Does Influencer Marketing Work For Baby Boomers?

Sarah Donawerth

When you picture influencer marketing, you are probably picturing someone in their teens to early 30s, aka the Millennials and Gen Zers. However, influencer marketing doesn’t stop there. Baby boomers may actually be more reachable with influencer marketing than you’d think.

The number of baby boomers on social media has climbed in recent years. This means that businesses that cater to broad demographics need to include the baby boomers in their social strategy. In addition, baby boomers also prefer personal recommendations when researching different products and services. This makes marketing through influencers a method that appeals to how boomers shop already.

Here are some baby boomer stats that may surprise you:

Using Influencer Marketing to Reach Baby Boomers

Go Where the Boomers Are: Facebook & YouTube

As more boomers adopt social media, two social networks continue to hold a larger portion of baby boomers — Facebook  and YouTube. 70% of baby boomers use YouTube as of February 2019, and 68% of boomers use Facebok. By comparison, only 27% of boomers use Pinterest, and 23% use Instagram.

If you are looking to market to baby boomers, you’ll focus the bulk of your budget on Facebook and YouTube. Facebook Groups can reach the baby boomer demographic, especially if your business is focused on reaching a particular interest group. In sponsoring influencer content on YouTube, brands can rely on reviews and unboxings to reach baby boomers, as boomers rely heavily on reviews in their purchasing decisions.

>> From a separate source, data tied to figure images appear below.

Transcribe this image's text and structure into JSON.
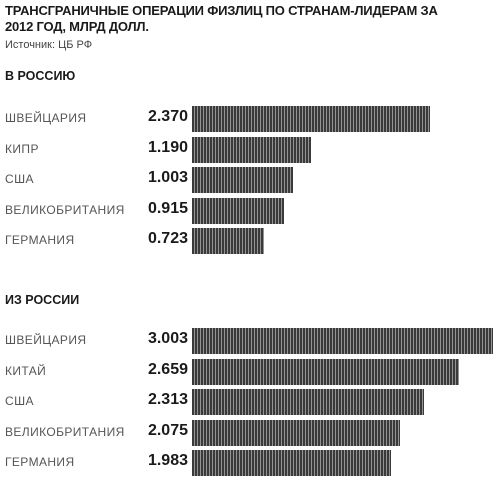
{
  "title": "ТРАНСГРАНИЧНЫЕ ОПЕРАЦИИ ФИЗЛИЦ ПО СТРАНАМ-ЛИДЕРАМ ЗА 2012 ГОД, МЛРД ДОЛЛ.",
  "source": "Источник: ЦБ РФ",
  "chart_data": [
    {
      "type": "bar",
      "orientation": "horizontal",
      "title": "В РОССИЮ",
      "categories": [
        "ШВЕЙЦАРИЯ",
        "КИПР",
        "США",
        "ВЕЛИКОБРИТАНИЯ",
        "ГЕРМАНИЯ"
      ],
      "values": [
        2.37,
        1.19,
        1.003,
        0.915,
        0.723
      ],
      "value_labels": [
        "2.370",
        "1.190",
        "1.003",
        "0.915",
        "0.723"
      ],
      "grid": false,
      "bar_color": "#3a3a3a"
    },
    {
      "type": "bar",
      "orientation": "horizontal",
      "title": "ИЗ РОССИИ",
      "categories": [
        "ШВЕЙЦАРИЯ",
        "КИТАЙ",
        "США",
        "ВЕЛИКОБРИТАНИЯ",
        "ГЕРМАНИЯ"
      ],
      "values": [
        3.003,
        2.659,
        2.313,
        2.075,
        1.983
      ],
      "value_labels": [
        "3.003",
        "2.659",
        "2.313",
        "2.075",
        "1.983"
      ],
      "grid": false,
      "bar_color": "#3a3a3a"
    }
  ]
}
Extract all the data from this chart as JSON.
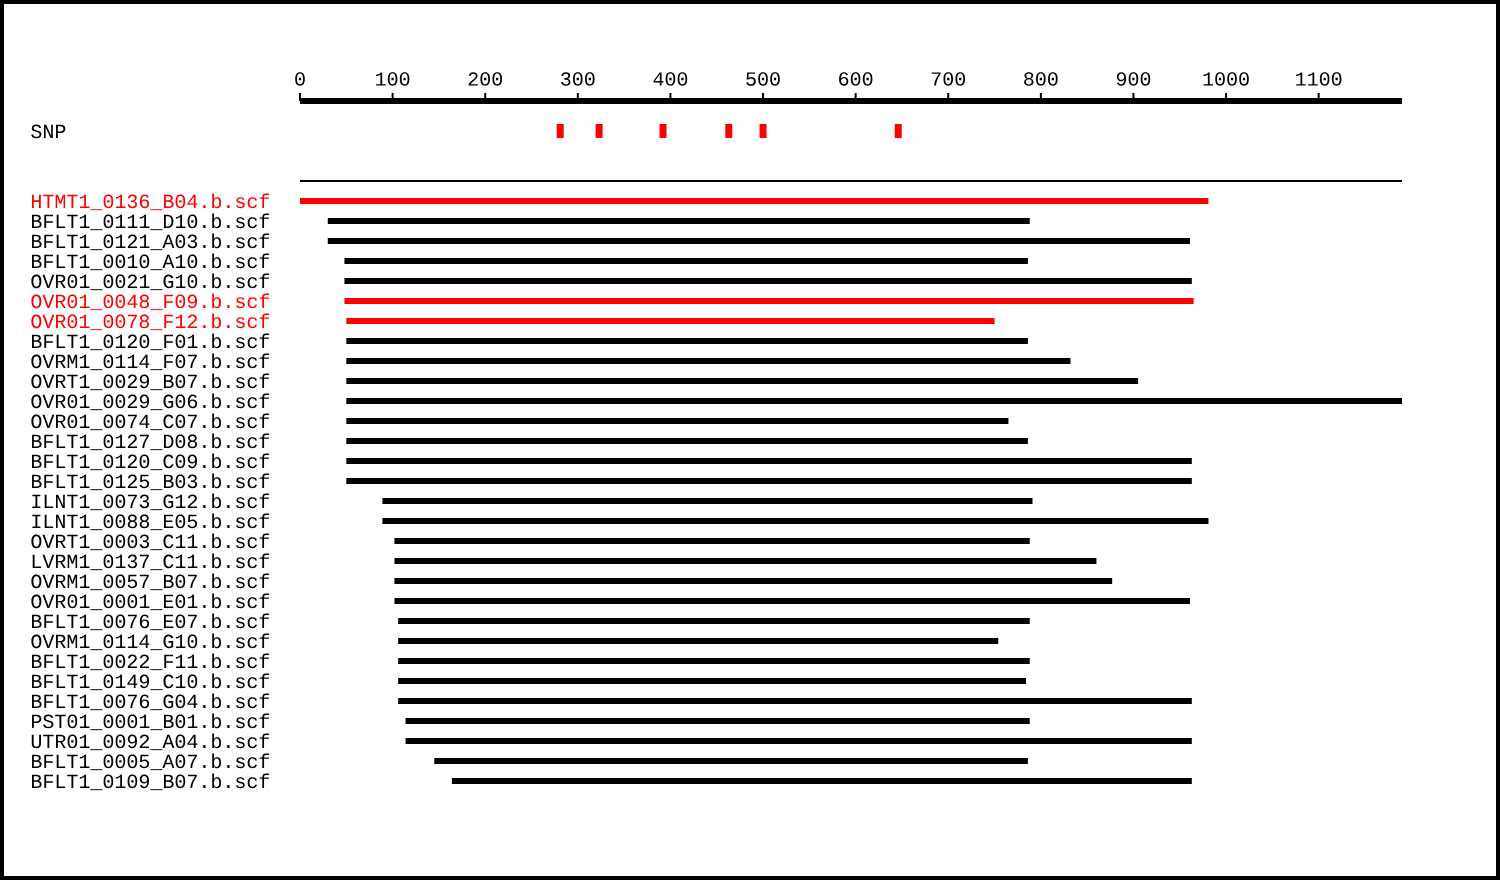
{
  "chart_data": {
    "type": "bar",
    "orientation": "horizontal",
    "categories": [
      "SNP",
      null,
      "HTMT1_0136_B04.b.scf",
      "BFLT1_0111_D10.b.scf",
      "BFLT1_0121_A03.b.scf",
      "BFLT1_0010_A10.b.scf",
      "OVR01_0021_G10.b.scf",
      "OVR01_0048_F09.b.scf",
      "OVR01_0078_F12.b.scf",
      "BFLT1_0120_F01.b.scf",
      "OVRM1_0114_F07.b.scf",
      "OVRT1_0029_B07.b.scf",
      "OVR01_0029_G06.b.scf",
      "OVR01_0074_C07.b.scf",
      "BFLT1_0127_D08.b.scf",
      "BFLT1_0120_C09.b.scf",
      "BFLT1_0125_B03.b.scf",
      "ILNT1_0073_G12.b.scf",
      "ILNT1_0088_E05.b.scf",
      "OVRT1_0003_C11.b.scf",
      "LVRM1_0137_C11.b.scf",
      "OVRM1_0057_B07.b.scf",
      "OVR01_0001_E01.b.scf",
      "BFLT1_0076_E07.b.scf",
      "OVRM1_0114_G10.b.scf",
      "BFLT1_0022_F11.b.scf",
      "BFLT1_0149_C10.b.scf",
      "BFLT1_0076_G04.b.scf",
      "PST01_0001_B01.b.scf",
      "UTR01_0092_A04.b.scf",
      "BFLT1_0005_A07.b.scf",
      "BFLT1_0109_B07.b.scf"
    ],
    "xlim": [
      0,
      1190
    ],
    "xticks": [
      0,
      100,
      200,
      300,
      400,
      500,
      600,
      700,
      800,
      900,
      1000,
      1100
    ],
    "series": [
      {
        "base": [
          null,
          0,
          0,
          30,
          30,
          48,
          48,
          48,
          50,
          50,
          50,
          50,
          50,
          50,
          50,
          50,
          50,
          89,
          89,
          102,
          102,
          102,
          102,
          106,
          106,
          106,
          106,
          106,
          114,
          114,
          145,
          164
        ],
        "values": [
          null,
          1190,
          981,
          758,
          931,
          738,
          915,
          917,
          700,
          736,
          782,
          855,
          1140,
          715,
          736,
          913,
          913,
          702,
          892,
          686,
          758,
          775,
          859,
          682,
          648,
          682,
          678,
          857,
          674,
          849,
          641,
          799
        ],
        "colors": [
          null,
          "#000000",
          "#ff0000",
          "#000000",
          "#000000",
          "#000000",
          "#000000",
          "#ff0000",
          "#ff0000",
          "#000000",
          "#000000",
          "#000000",
          "#000000",
          "#000000",
          "#000000",
          "#000000",
          "#000000",
          "#000000",
          "#000000",
          "#000000",
          "#000000",
          "#000000",
          "#000000",
          "#000000",
          "#000000",
          "#000000",
          "#000000",
          "#000000",
          "#000000",
          "#000000",
          "#000000",
          "#000000"
        ]
      },
      {
        "type": "scatter",
        "color": "#ff0000",
        "x": [
          "SNP",
          "SNP",
          "SNP",
          "SNP",
          "SNP",
          "SNP"
        ],
        "values": [
          281,
          323,
          392,
          463,
          500,
          646
        ]
      }
    ]
  }
}
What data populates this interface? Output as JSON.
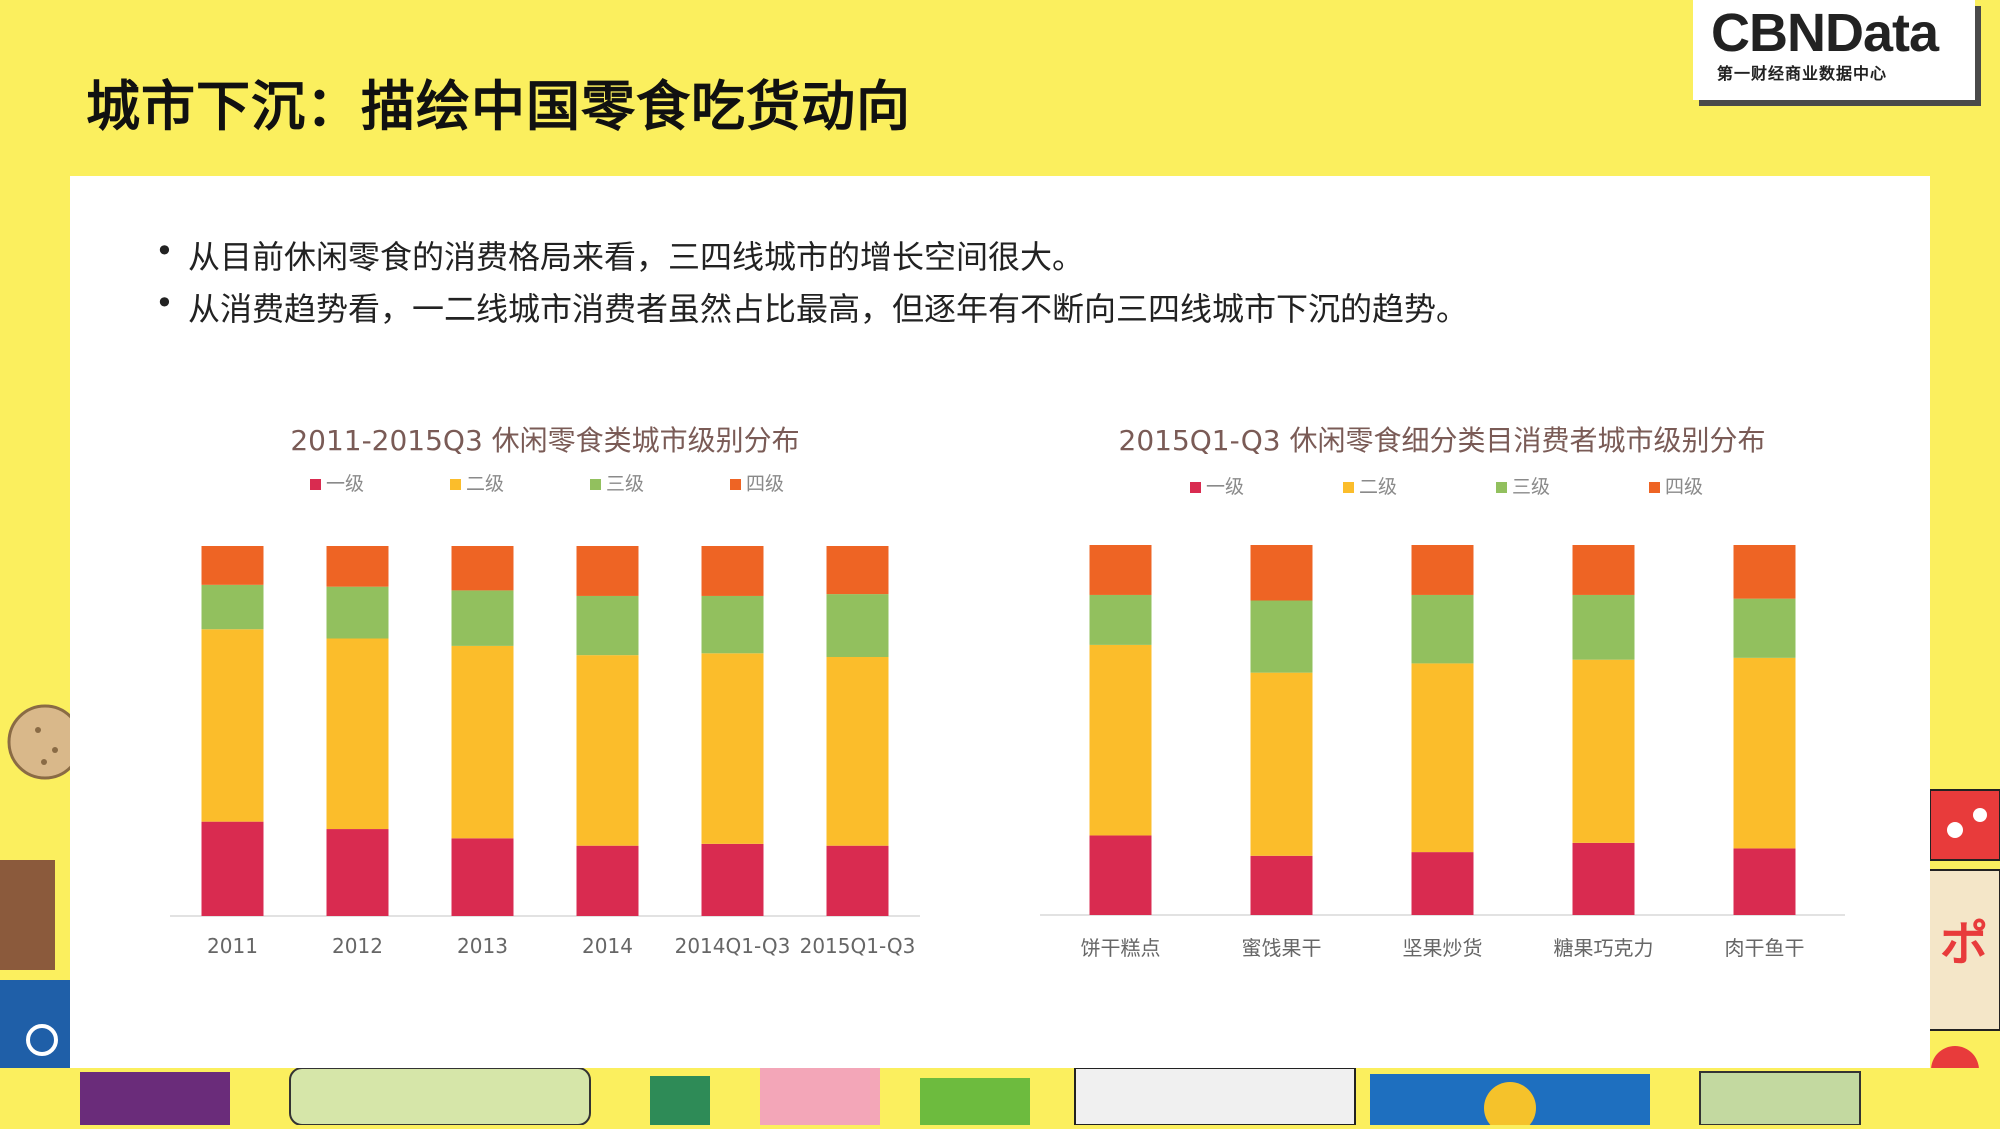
{
  "header": {
    "title": "城市下沉：描绘中国零食吃货动向"
  },
  "logo": {
    "name": "CBNData",
    "tagline": "第一财经商业数据中心"
  },
  "bullets": [
    "从目前休闲零食的消费格局来看，三四线城市的增长空间很大。",
    "从消费趋势看，一二线城市消费者虽然占比最高，但逐年有不断向三四线城市下沉的趋势。"
  ],
  "colors": {
    "tier1": "#d92b50",
    "tier2": "#fbbd2b",
    "tier3": "#92c05e",
    "tier4": "#ee6424",
    "background": "#fbef5e",
    "title_text": "#7a5b56"
  },
  "chart_data": [
    {
      "type": "bar",
      "stacked": true,
      "normalized_percent": true,
      "title": "2011-2015Q3 休闲零食类城市级别分布",
      "categories": [
        "2011",
        "2012",
        "2013",
        "2014",
        "2014Q1-Q3",
        "2015Q1-Q3"
      ],
      "series": [
        {
          "name": "一级",
          "values": [
            25.5,
            23.5,
            21,
            19,
            19.5,
            19
          ]
        },
        {
          "name": "二级",
          "values": [
            52,
            51.5,
            52,
            51.5,
            51.5,
            51
          ]
        },
        {
          "name": "三级",
          "values": [
            12,
            14,
            15,
            16,
            15.5,
            17
          ]
        },
        {
          "name": "四级",
          "values": [
            10.5,
            11,
            12,
            13.5,
            13.5,
            13
          ]
        }
      ],
      "ylim": [
        0,
        100
      ],
      "legend_position": "top",
      "grid": false
    },
    {
      "type": "bar",
      "stacked": true,
      "normalized_percent": true,
      "title": "2015Q1-Q3 休闲零食细分类目消费者城市级别分布",
      "categories": [
        "饼干糕点",
        "蜜饯果干",
        "坚果炒货",
        "糖果巧克力",
        "肉干鱼干"
      ],
      "series": [
        {
          "name": "一级",
          "values": [
            21.5,
            16,
            17,
            19.5,
            18
          ]
        },
        {
          "name": "二级",
          "values": [
            51.5,
            49.5,
            51,
            49.5,
            51.5
          ]
        },
        {
          "name": "三级",
          "values": [
            13.5,
            19.5,
            18.5,
            17.5,
            16
          ]
        },
        {
          "name": "四级",
          "values": [
            13.5,
            15,
            13.5,
            13.5,
            14.5
          ]
        }
      ],
      "ylim": [
        0,
        100
      ],
      "legend_position": "top",
      "grid": false
    }
  ]
}
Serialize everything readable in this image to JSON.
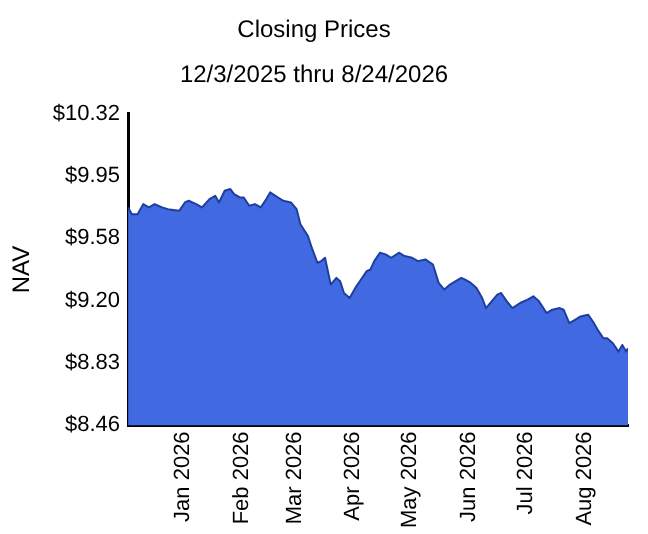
{
  "chart_data": {
    "type": "area",
    "title": "Closing Prices",
    "subtitle": "12/3/2025 thru 8/24/2026",
    "ylabel": "NAV",
    "x": [
      "2025-12-03",
      "2025-12-05",
      "2025-12-08",
      "2025-12-11",
      "2025-12-14",
      "2025-12-17",
      "2025-12-21",
      "2025-12-24",
      "2025-12-30",
      "2026-01-02",
      "2026-01-04",
      "2026-01-08",
      "2026-01-11",
      "2026-01-15",
      "2026-01-18",
      "2026-01-20",
      "2026-01-23",
      "2026-01-26",
      "2026-01-28",
      "2026-01-31",
      "2026-02-02",
      "2026-02-05",
      "2026-02-08",
      "2026-02-11",
      "2026-02-14",
      "2026-02-16",
      "2026-02-20",
      "2026-02-23",
      "2026-02-27",
      "2026-03-02",
      "2026-03-04",
      "2026-03-08",
      "2026-03-10",
      "2026-03-13",
      "2026-03-15",
      "2026-03-17",
      "2026-03-20",
      "2026-03-23",
      "2026-03-25",
      "2026-03-27",
      "2026-03-30",
      "2026-04-02",
      "2026-04-05",
      "2026-04-08",
      "2026-04-10",
      "2026-04-12",
      "2026-04-15",
      "2026-04-18",
      "2026-04-21",
      "2026-04-25",
      "2026-04-28",
      "2026-05-02",
      "2026-05-05",
      "2026-05-09",
      "2026-05-13",
      "2026-05-16",
      "2026-05-19",
      "2026-05-22",
      "2026-05-25",
      "2026-05-28",
      "2026-05-30",
      "2026-06-02",
      "2026-06-05",
      "2026-06-08",
      "2026-06-10",
      "2026-06-13",
      "2026-06-16",
      "2026-06-18",
      "2026-06-21",
      "2026-06-24",
      "2026-06-28",
      "2026-07-02",
      "2026-07-05",
      "2026-07-08",
      "2026-07-12",
      "2026-07-15",
      "2026-07-19",
      "2026-07-21",
      "2026-07-24",
      "2026-07-27",
      "2026-07-30",
      "2026-08-03",
      "2026-08-06",
      "2026-08-08",
      "2026-08-11",
      "2026-08-13",
      "2026-08-16",
      "2026-08-19",
      "2026-08-21",
      "2026-08-23",
      "2026-08-24"
    ],
    "series": [
      {
        "color": "#4169e1",
        "values": [
          9.76,
          9.72,
          9.72,
          9.78,
          9.76,
          9.78,
          9.76,
          9.75,
          9.74,
          9.79,
          9.8,
          9.78,
          9.76,
          9.81,
          9.83,
          9.79,
          9.86,
          9.87,
          9.84,
          9.82,
          9.82,
          9.77,
          9.78,
          9.76,
          9.81,
          9.85,
          9.82,
          9.8,
          9.79,
          9.75,
          9.66,
          9.59,
          9.52,
          9.43,
          9.44,
          9.46,
          9.3,
          9.34,
          9.32,
          9.25,
          9.22,
          9.28,
          9.33,
          9.38,
          9.39,
          9.44,
          9.49,
          9.48,
          9.46,
          9.49,
          9.47,
          9.46,
          9.44,
          9.45,
          9.42,
          9.31,
          9.27,
          9.3,
          9.32,
          9.34,
          9.33,
          9.31,
          9.28,
          9.22,
          9.16,
          9.2,
          9.24,
          9.25,
          9.2,
          9.16,
          9.19,
          9.21,
          9.23,
          9.2,
          9.13,
          9.15,
          9.16,
          9.15,
          9.07,
          9.09,
          9.11,
          9.12,
          9.07,
          9.03,
          8.98,
          8.98,
          8.95,
          8.9,
          8.94,
          8.9,
          8.92
        ]
      }
    ],
    "xlim": [
      "2025-12-03",
      "2026-08-24"
    ],
    "xticks": [
      {
        "value": "2026-01-01",
        "label": "Jan 2026"
      },
      {
        "value": "2026-02-01",
        "label": "Feb 2026"
      },
      {
        "value": "2026-03-01",
        "label": "Mar 2026"
      },
      {
        "value": "2026-04-01",
        "label": "Apr 2026"
      },
      {
        "value": "2026-05-01",
        "label": "May 2026"
      },
      {
        "value": "2026-06-01",
        "label": "Jun 2026"
      },
      {
        "value": "2026-07-01",
        "label": "Jul 2026"
      },
      {
        "value": "2026-08-01",
        "label": "Aug 2026"
      }
    ],
    "ylim": [
      8.46,
      10.32
    ],
    "yticks": [
      {
        "value": 8.46,
        "label": "$8.46"
      },
      {
        "value": 8.832,
        "label": "$8.83"
      },
      {
        "value": 9.204,
        "label": "$9.20"
      },
      {
        "value": 9.576,
        "label": "$9.58"
      },
      {
        "value": 9.948,
        "label": "$9.95"
      },
      {
        "value": 10.32,
        "label": "$10.32"
      }
    ],
    "grid": false,
    "legend": false
  }
}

Use Nano-Influencers to Close the Social Gap

Nano-influencers, or influencers with 1,000+ followers, work well for influencer marketing that targets baby boomers because of social proximity. Social proximity is the perceived social distance from the audience to the influencer. While a larger influencer may appear distant, a nano-influencer is regarded as a peer by their audience of baby boomers.

Rely on small influencers to help boomers receive information about a brand. The information is easily digestible and trustworthy because the influencer is generally regarded as a friend and peer.

Use User-Generated Content (UGC) to Reach Baby Boomers

Boomers love social proof and it legitimizes your brand to them. Building a strategy that uses influencers should also use user-generated content to help promote your brand.

Creating a UGC strategy can be as simple as using an insert in each package that advertises your brand’s unique hashtag and asks them to share their purchase online. Brands can also send post-purchase emails asking them to share online, or motivate sharing with social contests.

These images can then be reshared to your brand’s social accounts to help spread the word and provide social proof to baby boomers. If you are trying to reach more than one age group, then you should also be looking for UGC from a variety of age groups.

Encourage Offline Use of Online Resources

If you’ve built up a large library of resources for your brand, providing boomer-friendly uses can help boomers make a purchasing decision. For your influencer campaigns, you can send links to your main resources for the influencer to share with their audience. Implementing print buttons or making the resources downloadable pdfs can help boomers to use and consume these resources offline as well as on your website.

Restructuring Influencer Content for Baby Boomers

When an influencer is sharing with baby boomers, the message format can make all the difference. Since boomers use online resources like Yelp and Amazon reviews more than other age groups, the content can go in-depth. Influencers can share about each feature of the product, like a review. Boomers also read more than other age groups when researching, so influencers can create longer content without risking audience fatigue. Boomers also prefer candid, less-produced pieces of content that appear more genuine.

Start a Word-of-Mouth Campaign with Offline Options

User-generated content can be an effective way to spread the word online, but offline options cannot be ignored. 84% of boomers make recommendations in-person, while just 45% of boomers make recommendations online. Baby boomers are one of the most connected generations and they prefer in-person communication over all other mediums. If an influencer is sharing about your brand online, then preparing them for offline communications can help your campaign go even further.

To allow your influencers to better discuss your brand in-person with boomers, you can send them print marketing materials, like postcards or flyers, to distribute, and you can encourage the influencer to share a coupon code that is unique to them. These methods will bridge the gap between the influencer’s online content and their offline sharing about your brand.

Reaching Boomers Means Going Where the Boomers Are

If you want to reach boomers with your influencer marketing, you’ll want to cater your message to where and how they get their information. Facilitating offline uses also allows boomers to extend the message past social media and brands who structure their content for boomers will see the results in a widespread word-of-mouth campaign that continues both on social media and in the real world.